O mon semblable lecteur, mon frère, comme tu le sais déjà (ou pas), Horreur cosmique, un jeu work in progress pour recréer les récits à base de concentré Lovecraftien est sur le seuil d’une entrée en la matière décisive.
Oui, mais: le système apocalypse demande de savoir le genre de récit que l’on va émuler,ce qui va se passer donc et à travers quels stéréotypes de personnages pour porter tout ça. Or en regardant les retours des deux derniers ateliers, je me rends compte qu’il était temps d’essayer de fixer les limites du genre, qui n’étaient qu’implicitement posées au démarrage . Pour ce faire, je vous propose un panorama très sommaire de la nébuleuse Lovecraft originelle, et une grille tout aussi sommaire de comparaison, comme base de discussion….
Les écrivains
On le sait, le Maitre de Providence avait un « cercle » avec lequel il entretenait une correspondance étroite, partageant jusqu’aux créatures qu’il(s) inventaient. Deux d’entre eux constituaient le triangle mythique couvrant les USA. HPL sur la cote est, Clark Ashton Smith en Californie, et R. Howard (le papa de Conan) au Texas.
C’est ainsi qu’on retrouve Dagon chez Conan, et le De vermis mystériis chez Clark Ashton Smith. Mais ça ne s’arrête pas là. Outre ce triangle resserré, Lovecraft parle expressément de ses grands inspirateurs contemporains, tous britanniques, auxquels on peut ajouter quelques autres….voici donc un petit listing de ses « voisins » qui nous aideront a définir le genre de l’horreur cosmique.
- Lord Dunsany: son influence a été déterminante sur l’aspect « onirique » des contrées du rêve, surtout. Hormis cela, même si Lovecraft, comme Clark Ashton Smith, lui voue une admiration sans bornes, son influence est surtout visible dans certains aspects archaïsants de son vocabulaire, peut être aussi dans cette volonté de bâtir une cosmogonie propre. Pour le reste, s’il y a bien du « Cosmique » chez LD, il n’y a pas vraiment d' »Horreur ». Donc pour l’essentiel, il ne sera pas concerné dans ce premier jeu d’Horreur cosmique (ie: les contrées du rêve, en partant de l’héritage de Lovecraft + Dunsany, mériteraient une déclinaison d’Horreur Cosmique). À noter que Polaris de Ben Lehman revendique Dunsany dans ses inspirations….

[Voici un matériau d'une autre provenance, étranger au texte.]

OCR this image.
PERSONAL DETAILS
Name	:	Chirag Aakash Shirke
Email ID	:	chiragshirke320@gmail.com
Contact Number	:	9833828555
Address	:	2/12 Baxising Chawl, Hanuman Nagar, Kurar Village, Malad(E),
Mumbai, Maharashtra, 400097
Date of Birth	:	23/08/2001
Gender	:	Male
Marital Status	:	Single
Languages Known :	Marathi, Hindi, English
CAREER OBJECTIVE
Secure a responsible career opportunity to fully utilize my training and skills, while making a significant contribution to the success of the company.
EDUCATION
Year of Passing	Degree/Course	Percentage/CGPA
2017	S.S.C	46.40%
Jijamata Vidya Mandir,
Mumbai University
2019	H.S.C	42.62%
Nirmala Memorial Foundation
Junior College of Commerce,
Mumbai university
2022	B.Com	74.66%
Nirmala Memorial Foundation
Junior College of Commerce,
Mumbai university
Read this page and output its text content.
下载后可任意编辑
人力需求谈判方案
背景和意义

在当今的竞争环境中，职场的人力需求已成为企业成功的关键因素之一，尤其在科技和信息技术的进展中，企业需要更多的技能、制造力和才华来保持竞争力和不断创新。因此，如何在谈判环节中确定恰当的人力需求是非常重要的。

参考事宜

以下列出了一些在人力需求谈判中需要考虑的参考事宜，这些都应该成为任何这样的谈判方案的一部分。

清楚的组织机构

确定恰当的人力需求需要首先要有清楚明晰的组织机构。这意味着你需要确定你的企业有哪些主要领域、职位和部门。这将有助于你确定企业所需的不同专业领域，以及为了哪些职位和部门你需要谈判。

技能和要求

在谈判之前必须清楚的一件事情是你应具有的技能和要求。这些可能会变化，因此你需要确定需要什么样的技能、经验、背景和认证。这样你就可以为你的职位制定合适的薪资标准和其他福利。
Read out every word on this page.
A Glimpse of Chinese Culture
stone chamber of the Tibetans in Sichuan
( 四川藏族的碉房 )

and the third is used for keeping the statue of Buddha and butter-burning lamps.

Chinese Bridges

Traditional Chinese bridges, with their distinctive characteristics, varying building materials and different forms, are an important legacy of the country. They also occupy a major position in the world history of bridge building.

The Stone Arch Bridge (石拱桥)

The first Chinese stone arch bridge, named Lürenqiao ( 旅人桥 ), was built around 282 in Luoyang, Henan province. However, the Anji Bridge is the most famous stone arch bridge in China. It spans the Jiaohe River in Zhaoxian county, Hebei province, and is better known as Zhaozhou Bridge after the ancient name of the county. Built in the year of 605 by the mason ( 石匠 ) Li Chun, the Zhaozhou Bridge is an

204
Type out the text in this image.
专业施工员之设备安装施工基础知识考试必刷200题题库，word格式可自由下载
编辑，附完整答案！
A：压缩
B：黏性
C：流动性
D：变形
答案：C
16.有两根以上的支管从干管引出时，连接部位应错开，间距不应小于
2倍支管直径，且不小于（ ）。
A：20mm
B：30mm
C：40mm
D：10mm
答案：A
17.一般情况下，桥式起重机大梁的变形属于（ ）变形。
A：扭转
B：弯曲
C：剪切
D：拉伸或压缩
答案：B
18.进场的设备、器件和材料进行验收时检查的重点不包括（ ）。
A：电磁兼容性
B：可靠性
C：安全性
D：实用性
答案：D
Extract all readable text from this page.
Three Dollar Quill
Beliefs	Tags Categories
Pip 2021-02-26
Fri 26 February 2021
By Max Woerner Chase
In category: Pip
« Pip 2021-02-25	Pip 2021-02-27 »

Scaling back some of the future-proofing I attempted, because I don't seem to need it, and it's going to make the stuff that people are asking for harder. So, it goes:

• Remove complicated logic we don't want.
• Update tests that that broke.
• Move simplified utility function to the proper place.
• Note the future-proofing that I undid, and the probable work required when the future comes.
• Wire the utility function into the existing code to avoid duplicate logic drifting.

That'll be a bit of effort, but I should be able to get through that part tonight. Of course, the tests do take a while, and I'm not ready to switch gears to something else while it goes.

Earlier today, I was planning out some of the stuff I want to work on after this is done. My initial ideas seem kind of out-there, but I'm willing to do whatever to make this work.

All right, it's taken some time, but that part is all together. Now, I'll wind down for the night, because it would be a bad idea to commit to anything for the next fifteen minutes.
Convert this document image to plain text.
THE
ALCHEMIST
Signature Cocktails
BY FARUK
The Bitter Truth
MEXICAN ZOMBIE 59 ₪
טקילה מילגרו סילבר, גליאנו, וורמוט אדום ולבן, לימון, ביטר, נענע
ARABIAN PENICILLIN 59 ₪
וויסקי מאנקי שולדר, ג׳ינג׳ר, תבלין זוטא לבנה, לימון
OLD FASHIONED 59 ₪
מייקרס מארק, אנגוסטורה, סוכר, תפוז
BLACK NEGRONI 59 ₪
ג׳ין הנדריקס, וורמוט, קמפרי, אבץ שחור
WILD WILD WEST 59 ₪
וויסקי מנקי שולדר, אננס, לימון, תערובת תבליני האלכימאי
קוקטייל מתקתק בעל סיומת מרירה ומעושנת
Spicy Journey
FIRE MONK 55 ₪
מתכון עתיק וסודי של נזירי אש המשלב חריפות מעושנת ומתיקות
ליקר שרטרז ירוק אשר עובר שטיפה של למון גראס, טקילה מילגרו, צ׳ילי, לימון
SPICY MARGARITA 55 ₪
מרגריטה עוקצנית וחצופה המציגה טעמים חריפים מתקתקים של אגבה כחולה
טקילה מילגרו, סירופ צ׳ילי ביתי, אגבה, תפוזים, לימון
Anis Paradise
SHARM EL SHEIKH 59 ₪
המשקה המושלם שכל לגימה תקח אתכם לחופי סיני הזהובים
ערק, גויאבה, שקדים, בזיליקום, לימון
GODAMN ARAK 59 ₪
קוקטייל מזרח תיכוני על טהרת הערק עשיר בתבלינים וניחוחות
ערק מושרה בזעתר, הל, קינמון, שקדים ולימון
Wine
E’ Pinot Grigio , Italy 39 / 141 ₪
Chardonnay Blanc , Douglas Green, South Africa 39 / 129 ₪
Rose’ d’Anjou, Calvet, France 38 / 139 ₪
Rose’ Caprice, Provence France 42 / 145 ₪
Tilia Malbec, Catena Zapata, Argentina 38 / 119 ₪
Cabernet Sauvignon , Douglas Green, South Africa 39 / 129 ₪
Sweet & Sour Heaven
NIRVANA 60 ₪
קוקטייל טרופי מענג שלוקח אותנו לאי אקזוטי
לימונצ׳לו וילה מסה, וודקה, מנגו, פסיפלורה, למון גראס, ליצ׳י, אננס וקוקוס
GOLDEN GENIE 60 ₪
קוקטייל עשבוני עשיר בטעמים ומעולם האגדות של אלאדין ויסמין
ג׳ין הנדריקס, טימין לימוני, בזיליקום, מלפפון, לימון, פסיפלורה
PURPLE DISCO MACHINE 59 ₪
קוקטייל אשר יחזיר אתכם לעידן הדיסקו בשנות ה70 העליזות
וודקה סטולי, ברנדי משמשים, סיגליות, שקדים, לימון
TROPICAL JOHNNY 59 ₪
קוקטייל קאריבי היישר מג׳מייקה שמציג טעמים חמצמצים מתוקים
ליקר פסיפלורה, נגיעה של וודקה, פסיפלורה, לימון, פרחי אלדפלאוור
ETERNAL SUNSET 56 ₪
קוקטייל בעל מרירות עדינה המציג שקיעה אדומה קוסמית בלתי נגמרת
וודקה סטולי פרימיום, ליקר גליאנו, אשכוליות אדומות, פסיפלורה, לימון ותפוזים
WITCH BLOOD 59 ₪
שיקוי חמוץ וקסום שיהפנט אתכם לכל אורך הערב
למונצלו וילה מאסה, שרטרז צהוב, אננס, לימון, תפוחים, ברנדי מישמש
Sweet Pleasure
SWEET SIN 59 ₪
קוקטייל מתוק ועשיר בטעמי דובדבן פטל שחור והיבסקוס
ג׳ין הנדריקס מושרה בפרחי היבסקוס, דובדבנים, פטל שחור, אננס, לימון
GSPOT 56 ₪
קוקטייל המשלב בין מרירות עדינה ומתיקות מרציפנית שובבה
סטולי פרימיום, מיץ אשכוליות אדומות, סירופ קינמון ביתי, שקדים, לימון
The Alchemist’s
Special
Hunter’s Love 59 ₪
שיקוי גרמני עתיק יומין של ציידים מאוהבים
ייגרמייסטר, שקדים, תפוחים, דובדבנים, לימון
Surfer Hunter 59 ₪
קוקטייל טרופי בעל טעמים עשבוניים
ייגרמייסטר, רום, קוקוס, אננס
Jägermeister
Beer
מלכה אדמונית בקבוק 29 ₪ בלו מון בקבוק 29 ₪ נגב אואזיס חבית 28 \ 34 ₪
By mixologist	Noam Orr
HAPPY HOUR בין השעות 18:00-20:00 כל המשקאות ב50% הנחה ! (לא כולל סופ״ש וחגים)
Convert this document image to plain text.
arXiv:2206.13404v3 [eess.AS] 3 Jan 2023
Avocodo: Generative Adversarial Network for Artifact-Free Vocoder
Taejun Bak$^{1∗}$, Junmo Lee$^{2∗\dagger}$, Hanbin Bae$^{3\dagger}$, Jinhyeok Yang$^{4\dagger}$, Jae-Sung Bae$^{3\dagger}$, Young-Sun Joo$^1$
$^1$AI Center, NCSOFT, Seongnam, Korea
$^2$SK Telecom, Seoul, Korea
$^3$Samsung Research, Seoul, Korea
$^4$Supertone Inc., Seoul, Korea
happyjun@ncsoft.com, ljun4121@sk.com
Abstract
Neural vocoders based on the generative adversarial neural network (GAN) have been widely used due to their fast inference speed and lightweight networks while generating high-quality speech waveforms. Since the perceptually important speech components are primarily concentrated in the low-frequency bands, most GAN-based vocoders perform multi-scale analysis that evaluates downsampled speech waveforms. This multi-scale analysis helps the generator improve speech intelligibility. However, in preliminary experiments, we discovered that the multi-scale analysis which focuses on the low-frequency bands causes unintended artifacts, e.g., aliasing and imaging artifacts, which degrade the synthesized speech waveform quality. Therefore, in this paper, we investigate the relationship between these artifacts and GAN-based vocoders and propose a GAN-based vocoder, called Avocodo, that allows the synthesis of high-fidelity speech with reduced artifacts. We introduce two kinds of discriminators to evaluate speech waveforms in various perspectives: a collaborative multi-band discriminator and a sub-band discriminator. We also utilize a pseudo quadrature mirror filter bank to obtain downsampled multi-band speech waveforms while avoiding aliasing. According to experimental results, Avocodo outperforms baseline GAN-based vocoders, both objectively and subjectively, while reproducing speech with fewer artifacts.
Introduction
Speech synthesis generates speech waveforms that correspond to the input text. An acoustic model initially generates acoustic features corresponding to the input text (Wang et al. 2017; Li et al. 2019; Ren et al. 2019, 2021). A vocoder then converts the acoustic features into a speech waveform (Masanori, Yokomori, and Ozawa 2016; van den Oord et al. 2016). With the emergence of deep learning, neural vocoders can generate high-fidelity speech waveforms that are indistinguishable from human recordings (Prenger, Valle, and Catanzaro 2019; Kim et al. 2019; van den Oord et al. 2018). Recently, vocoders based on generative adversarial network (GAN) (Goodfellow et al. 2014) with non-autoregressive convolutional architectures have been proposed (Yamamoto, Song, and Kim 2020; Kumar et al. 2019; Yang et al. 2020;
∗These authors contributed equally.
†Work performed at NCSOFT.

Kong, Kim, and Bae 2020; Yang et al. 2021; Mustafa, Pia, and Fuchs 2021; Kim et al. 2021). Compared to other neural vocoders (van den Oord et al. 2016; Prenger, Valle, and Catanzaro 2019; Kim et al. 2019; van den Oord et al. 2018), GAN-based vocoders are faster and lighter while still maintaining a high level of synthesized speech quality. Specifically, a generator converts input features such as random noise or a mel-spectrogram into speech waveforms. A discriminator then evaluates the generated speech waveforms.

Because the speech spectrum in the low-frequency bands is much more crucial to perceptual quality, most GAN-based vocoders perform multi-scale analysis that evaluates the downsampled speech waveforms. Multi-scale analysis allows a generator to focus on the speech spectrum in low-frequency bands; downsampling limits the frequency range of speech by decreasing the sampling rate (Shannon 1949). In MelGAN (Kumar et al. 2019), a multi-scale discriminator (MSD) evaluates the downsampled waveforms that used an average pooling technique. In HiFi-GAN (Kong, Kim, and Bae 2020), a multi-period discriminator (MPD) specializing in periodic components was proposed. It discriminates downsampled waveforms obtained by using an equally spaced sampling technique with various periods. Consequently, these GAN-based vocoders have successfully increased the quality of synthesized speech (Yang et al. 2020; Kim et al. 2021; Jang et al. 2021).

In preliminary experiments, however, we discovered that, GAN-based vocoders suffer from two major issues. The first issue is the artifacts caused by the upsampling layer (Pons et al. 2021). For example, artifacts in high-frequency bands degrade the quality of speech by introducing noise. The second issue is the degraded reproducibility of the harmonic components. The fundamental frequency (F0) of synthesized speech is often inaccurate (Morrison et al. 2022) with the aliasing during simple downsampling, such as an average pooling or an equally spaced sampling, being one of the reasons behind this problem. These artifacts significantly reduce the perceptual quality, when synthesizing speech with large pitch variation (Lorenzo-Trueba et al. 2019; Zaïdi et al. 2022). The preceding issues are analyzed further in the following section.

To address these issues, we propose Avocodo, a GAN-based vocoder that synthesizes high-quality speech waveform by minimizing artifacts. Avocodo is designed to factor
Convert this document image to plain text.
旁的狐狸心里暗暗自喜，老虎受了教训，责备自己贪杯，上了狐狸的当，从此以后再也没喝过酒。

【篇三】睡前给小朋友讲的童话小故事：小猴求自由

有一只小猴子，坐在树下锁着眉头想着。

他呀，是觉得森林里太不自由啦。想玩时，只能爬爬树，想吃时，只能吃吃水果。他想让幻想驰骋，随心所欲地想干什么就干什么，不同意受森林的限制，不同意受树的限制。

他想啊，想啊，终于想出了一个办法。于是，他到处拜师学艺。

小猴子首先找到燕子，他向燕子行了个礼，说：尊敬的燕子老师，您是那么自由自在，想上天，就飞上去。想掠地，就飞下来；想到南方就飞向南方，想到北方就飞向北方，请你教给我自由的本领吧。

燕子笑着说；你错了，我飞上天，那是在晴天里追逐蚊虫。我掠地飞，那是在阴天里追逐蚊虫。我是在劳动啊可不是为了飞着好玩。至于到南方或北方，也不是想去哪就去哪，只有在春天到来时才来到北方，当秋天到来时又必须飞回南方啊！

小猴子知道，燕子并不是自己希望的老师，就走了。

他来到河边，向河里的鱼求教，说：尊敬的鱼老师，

- Arthur Machen: probablement l’inspiration la plus importante et visible chez Lovecraft. On y trouve la même idée d’une « horreur » tapie au coin de la réalité (si ce n’est de la rue), remontant à une antiquité préhumaine, qui affleure dans le folklore des campagnes. Une race qui s’accouple parfois avec les humains, et dont la matérialité n’est pas tout à fait de ce monde (et qui arbore volontiers des tentacules). L’horreur vient ici aussi de choses hors de notre compréhension, et non pas du spectacle gore ou même d’un « complot ». Lovecraft, sur le fond, n’a fait que dé-folkloriser un peu plus les créatures du « petit peuple » pour les faire venir de l’espace et d’autres dimensions.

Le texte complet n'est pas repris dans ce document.